How do we stop the rot in world football?

Sepp Blatter Fifa 2018 World Cup

Fifa stinks, but England has nothing to be proud of either, having kept quiet about alleged bribes until now

LAST UPDATED AT 08:54 ON Wed 11 May 2011

The allegations of bribery and corruption at the top of Fifa, the governing body empowered to decide which nations should host the World Cup, have left even hardened football correspondents reeling.

Lord Triesman, the former FA chairman who led England's doomed bid for the 2018 Cup, told a Commons select committee yesterday of Fifa executive members demanding cash and, in one case, a knighthood, to look favourably at our bid.

At the same hearing, the Sunday Times presented evidence to suggest Qatar paid millions to two Fifa executive members to help secure their surprisingly successful bid for the 2022 Cup.

All the allegations have been strenously denied by the relevant parties. But as Martin Samuel writes in the Daily Mail, "it stinks" - not least because Triesman and others never said anything at the time.

"Fifa stink, but England's bid stinks, too," writes Samuel. "What men were these that knew this behaviour was going on, yet said nothing? It is obvious: we hoped there might be something in it for us, if we were good little boys and did as we were told."

Samuel argues it was disingenuous of the England bid team to blame the British media for alienating the Fifa decision-makers with last year's reports of bribery and corruption - "when in private they knew all along that the governing body was peopled by crooks, and were equally convinced the other countries could not be trusted".

The Mail man concludes: "We had our chance to be football's honest brokers very early on, and we chose instead to lie down with thieves."
 
Richard Williams in the Guardian questions England's attitude, too, asking why we should be surprised that Paraguay's Mr Football, Nicolás Leoz, would ask for a knighthood in exchange for his vote for the 2018 World Cup.
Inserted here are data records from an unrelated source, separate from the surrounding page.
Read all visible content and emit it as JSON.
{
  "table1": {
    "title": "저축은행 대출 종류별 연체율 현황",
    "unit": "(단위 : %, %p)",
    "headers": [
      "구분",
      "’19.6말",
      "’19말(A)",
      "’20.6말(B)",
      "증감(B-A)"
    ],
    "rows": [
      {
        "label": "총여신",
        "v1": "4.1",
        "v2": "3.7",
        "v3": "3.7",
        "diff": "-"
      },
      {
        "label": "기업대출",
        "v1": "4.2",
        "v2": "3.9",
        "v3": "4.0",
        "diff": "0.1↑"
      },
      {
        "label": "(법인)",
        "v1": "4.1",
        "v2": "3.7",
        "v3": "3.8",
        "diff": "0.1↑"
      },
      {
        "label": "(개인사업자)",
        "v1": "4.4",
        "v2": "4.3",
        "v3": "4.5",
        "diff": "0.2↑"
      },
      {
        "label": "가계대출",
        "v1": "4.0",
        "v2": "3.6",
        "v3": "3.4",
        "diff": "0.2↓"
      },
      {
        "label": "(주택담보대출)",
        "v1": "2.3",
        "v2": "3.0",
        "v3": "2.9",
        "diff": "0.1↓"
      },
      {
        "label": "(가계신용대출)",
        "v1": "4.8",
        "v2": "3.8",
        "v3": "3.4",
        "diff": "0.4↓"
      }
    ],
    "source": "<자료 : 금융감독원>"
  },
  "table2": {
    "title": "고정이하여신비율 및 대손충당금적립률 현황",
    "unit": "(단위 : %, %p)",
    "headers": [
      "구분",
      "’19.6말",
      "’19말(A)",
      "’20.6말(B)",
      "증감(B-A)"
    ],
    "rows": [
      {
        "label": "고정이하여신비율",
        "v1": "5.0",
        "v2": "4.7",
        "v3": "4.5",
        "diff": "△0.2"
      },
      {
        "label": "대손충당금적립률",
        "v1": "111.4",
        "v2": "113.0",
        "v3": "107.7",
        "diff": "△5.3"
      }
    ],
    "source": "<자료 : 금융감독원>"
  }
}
"To Leoz, it must have seemed a reasonable enough request," writes Williams. "That, he thought, was the way England worked. And who could blame him, since he must have known that he was talking to a beneficiary of a system [Triesman] by which honours are handed out ­ sometimes for public service, sometimes for campaign contributions.

"It was the job of Lord Triesman, part of a delegation including a royal prince and a new prime minister who created more than 100 new peers in his first year in office, to declare with a straight face that this is not the way we go about things in the UK.
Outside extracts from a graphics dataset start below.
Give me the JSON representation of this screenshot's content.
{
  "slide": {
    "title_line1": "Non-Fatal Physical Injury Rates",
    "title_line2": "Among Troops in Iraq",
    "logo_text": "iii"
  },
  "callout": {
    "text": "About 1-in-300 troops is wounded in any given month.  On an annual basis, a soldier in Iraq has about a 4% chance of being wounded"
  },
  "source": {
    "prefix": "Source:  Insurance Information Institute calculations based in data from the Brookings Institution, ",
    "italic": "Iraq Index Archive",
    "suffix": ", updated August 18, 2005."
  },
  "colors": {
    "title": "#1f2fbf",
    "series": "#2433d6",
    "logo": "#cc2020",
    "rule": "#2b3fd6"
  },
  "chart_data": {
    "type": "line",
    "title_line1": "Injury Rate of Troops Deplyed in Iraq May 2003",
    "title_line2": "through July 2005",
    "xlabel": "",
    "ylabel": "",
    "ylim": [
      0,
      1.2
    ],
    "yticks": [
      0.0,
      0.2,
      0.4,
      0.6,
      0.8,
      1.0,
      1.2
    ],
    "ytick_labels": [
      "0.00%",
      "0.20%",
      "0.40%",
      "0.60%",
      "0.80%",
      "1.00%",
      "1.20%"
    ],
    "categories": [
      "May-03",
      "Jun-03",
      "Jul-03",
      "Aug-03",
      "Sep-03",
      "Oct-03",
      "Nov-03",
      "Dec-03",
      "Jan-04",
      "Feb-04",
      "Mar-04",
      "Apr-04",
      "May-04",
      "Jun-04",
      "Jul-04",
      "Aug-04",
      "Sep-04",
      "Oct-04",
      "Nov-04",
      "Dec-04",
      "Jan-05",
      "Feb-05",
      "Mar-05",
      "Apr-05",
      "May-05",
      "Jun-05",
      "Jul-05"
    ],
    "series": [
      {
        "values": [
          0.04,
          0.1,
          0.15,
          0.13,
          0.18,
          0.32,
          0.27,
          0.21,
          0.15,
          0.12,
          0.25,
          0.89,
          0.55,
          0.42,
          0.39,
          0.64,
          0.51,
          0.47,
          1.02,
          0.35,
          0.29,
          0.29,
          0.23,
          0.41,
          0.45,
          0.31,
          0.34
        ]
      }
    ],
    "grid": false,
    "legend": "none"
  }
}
"According to Triesman, Leoz listened to the rebuff, then 'shrugged his shoulders and walked away'. He may or may not have believed what he had been told."

So, how does Fifa ride this storm, and what if anything can England do to help clean up world football?

The BBC's sports editor David Bond says the most significant allegations presented yesterday came in the new evidence handed in by the Sunday Times which claimed that two Fifa executives - Issa Hayatou of Cameroon and Jacques Anouma of Ivory Coast - were paid $1.5m for supporting Qatar.

"To put all this into context," writes Bond, "eight members of the Fifa executive committee at around the time of the vote have now been accused of or found guilty of corruption or breaking Fifa's ethics code. This is a seminal moment for Fifa."

Fifa president Sepp Blatter has said in the past his body would act immediately if presented with any evidence of wrongdoing.

"Blatter is bidding for a fourth term as president in three weeks," says Bond. "And while he has not been accused of any wrongdoing, all these claims have come on his watch. Unless he acts swiftly and decisively, Fifa may soon not have a reputation left to protect."

In the view of the Times, there is only one option for the English FA - Triesman must confront Fifa directly with the allegations even if he believes they will 'fall on deaf ears' and whatever the cost to England's hopes of holding a World Cup in the future.

"What this [episode] tells sports fans is that a culture of tolerating corruption has permeated one of the most important international sporting bodies, and that even the honest have had too much at stake to insist on its eradication," thunders the Times in an editorial.

"This must end, at least as far as Britain is concerned, right now. Even if the home nations host no other shindig this millennium, we should lead in confronting the betrayal of sporting ideals that allowing such practices represents. Someone has to stop this and it might as well be us." · 

Comments

Well the first thing is get rid of Sepp Blatter...Then get a whole new comitee!

Why did we send David Cameron and Prince William (there must have been extra costs for security)? What do they have to do with football? Isn't it time we said football is just a game, nothing more? Why should we want to attract football competitions?